Lei Geral de Proteção de Dados: A era dos dados é também a era da responsabilidade

01 de Outubro de 2020

Apesar de ter entrado em vigor com algumas brechas, a Lei Geral de Proteção de Dados obriga as empresas a tomarem conhecimento de suas responsabilidades

No dia 18 de setembro, a lei nº 13.709, de 14 de agosto de 2018, conhecida como Lei Geral de Proteção de Dados (LGPD), entrou em vigor no Brasil. A lei dispõe sobre o tratamento de dados pessoais, inclusive nos meios digitais, por pessoa natural ou jurídica. O objetivo é proteger os direitos fundamentais de liberdade e de privacidade e o livre desenvolvimento da personalidade da pessoa natural.
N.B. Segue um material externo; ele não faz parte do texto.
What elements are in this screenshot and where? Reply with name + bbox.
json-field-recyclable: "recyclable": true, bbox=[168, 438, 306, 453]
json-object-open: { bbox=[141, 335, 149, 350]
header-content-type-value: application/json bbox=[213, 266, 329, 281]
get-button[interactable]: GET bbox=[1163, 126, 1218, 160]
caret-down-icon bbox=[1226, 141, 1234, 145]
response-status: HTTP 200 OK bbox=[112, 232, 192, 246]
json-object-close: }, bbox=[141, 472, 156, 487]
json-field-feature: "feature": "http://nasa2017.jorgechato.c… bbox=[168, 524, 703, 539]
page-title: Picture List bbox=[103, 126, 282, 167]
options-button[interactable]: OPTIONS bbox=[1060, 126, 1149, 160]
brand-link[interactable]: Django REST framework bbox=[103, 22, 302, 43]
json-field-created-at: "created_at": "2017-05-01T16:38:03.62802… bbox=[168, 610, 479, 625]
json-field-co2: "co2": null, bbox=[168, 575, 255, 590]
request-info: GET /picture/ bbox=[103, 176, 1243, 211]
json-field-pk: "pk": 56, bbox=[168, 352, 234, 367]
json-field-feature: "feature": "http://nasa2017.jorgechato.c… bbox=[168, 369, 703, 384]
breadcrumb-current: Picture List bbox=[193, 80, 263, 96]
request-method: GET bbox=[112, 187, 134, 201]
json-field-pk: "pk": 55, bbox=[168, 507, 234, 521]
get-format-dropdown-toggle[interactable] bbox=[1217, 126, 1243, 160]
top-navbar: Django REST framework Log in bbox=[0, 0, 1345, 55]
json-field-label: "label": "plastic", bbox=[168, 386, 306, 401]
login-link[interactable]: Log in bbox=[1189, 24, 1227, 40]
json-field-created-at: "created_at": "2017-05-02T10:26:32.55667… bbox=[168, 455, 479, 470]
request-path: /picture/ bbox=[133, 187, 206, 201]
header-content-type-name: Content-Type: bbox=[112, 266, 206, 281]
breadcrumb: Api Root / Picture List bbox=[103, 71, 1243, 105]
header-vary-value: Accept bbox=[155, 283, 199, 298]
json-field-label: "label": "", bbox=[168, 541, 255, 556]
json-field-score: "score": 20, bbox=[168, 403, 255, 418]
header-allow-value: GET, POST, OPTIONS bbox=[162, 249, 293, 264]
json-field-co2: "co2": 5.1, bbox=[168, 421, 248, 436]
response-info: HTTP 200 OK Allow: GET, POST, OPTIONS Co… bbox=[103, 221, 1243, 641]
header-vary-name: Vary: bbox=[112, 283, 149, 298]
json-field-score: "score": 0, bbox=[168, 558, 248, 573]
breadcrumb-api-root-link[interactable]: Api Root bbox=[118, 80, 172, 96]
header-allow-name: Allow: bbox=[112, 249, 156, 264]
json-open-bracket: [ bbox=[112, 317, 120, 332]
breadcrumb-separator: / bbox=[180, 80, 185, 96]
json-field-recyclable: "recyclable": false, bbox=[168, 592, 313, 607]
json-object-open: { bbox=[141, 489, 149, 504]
Como a própria lei informa, as regras são restritas a dados de pessoas físicas e buscam impedir abusos de empresas que detêm dados de seus clientes – trazendo novas regras que devem ser adotadas, como penalidades rígidas a falhas de segurança, a obrigatoriedade de informações a respeito da finalidade e da necessidade dos dados, além de questões de transparência e responsabilidade. Mas em relação às empresas que detêm outros tipos de dados, como do mercado e de outras empresas, qual é a situação? A LGPD apresenta uma brecha quanto a isso, mas as empresas têm cada vez mais conhecimento de suas responsabilidades.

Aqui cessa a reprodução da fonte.